Victor Joseph, jurnalis dan
juga musisi dari Band Suara Maluku di Belanda memberi apresiasi tinggi kepada
seluruh seniman yang tampil di Ambon Musik Showcase. Azis Tunny, juga jurnalis
yang menyaksikan show musik ini mengajak para musisi muda di Ambon untuk
melahirkan karya musik bermutu seperti yang ditampilkan Loleba Project dan
seluruh performer semalam.
Ambon memang kota musik.
Namun karya musik Maluku yang bermutu semakin langka. Publik Ambon memang
masih bisa menyaksikan karya-karya Rence Alfons dengan Molukka Bamboowind
Orchestra, Amadeus Choir, atau komposisi musik gereja etnik Maluku yang
dihasilkan Christ Tamaela. Lagu-lagu daerah dengan estetika Maluku
semakin sulit. Georgie Leiwakabessy dua tahun lalu mencoba mengisi
kekosongan itu dengan meluncurkan Kembalikan Negeriku.
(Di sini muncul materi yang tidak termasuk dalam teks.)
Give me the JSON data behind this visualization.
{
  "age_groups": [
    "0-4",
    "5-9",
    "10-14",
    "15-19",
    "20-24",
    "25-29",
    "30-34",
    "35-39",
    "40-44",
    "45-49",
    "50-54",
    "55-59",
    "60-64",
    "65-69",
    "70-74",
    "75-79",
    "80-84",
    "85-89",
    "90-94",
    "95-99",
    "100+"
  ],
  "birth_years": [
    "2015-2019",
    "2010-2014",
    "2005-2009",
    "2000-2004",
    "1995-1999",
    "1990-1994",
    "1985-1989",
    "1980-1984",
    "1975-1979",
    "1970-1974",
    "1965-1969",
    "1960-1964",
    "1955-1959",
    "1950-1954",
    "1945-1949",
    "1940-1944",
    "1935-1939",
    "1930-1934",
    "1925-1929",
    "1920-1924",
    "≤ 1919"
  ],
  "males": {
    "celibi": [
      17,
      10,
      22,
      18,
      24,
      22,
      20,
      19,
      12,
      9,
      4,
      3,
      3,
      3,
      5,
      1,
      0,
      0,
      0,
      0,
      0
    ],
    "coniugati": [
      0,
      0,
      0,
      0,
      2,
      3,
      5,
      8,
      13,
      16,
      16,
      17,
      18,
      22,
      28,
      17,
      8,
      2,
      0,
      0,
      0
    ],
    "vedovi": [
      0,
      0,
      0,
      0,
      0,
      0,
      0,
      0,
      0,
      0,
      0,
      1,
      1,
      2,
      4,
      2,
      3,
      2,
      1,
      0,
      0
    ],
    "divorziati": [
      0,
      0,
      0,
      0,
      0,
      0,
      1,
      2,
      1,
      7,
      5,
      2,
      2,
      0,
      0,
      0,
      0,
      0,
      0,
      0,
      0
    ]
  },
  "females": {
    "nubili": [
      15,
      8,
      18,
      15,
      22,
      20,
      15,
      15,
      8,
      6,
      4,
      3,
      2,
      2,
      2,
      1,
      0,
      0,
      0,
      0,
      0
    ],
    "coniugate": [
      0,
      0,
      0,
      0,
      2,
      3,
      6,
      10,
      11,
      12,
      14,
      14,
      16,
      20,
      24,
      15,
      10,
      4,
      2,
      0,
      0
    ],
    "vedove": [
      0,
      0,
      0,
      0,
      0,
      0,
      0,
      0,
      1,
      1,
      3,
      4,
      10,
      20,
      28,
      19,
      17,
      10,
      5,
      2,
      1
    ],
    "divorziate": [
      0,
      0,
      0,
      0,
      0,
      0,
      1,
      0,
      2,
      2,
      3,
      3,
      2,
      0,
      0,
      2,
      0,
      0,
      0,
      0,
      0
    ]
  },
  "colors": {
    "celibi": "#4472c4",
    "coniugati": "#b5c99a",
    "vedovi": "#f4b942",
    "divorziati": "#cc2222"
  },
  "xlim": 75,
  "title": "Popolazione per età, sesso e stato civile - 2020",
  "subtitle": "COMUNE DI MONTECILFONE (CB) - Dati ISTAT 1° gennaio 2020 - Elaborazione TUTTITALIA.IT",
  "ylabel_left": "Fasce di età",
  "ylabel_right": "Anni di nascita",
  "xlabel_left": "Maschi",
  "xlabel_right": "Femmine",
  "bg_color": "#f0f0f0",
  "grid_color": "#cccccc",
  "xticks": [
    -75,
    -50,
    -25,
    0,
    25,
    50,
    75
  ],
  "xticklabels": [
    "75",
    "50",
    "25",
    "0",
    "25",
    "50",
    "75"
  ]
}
Dalam catatan Maluku Online,
karya musik Maluku yang bagus, terakhir kali diproduksi tahun 1983 melalui
album Jopie Latul Ambon Jazz Rock yang melambungkan Enggo Lari, dan setumpuk
lagu Ambon yang apik secara musikal. Pada era 1990-an dan terutama
setelah abad baru ini, musik Ambon didominasi lagu “kasiang-kasiang” yang tidak
memiliki beat Maluku.
Loleba Project hadir di tengah
kekeringan panjang karya musik bagus. Setidaknya, ini adalah sebuah
tonggak sejarah penting. Musik Maluku sedang bergerak menemukan
jatidiri. Semoga saja konser di bawah monumen Pattimura ini melahirkan
semakin banyak Pattimura Muda di jalur musik.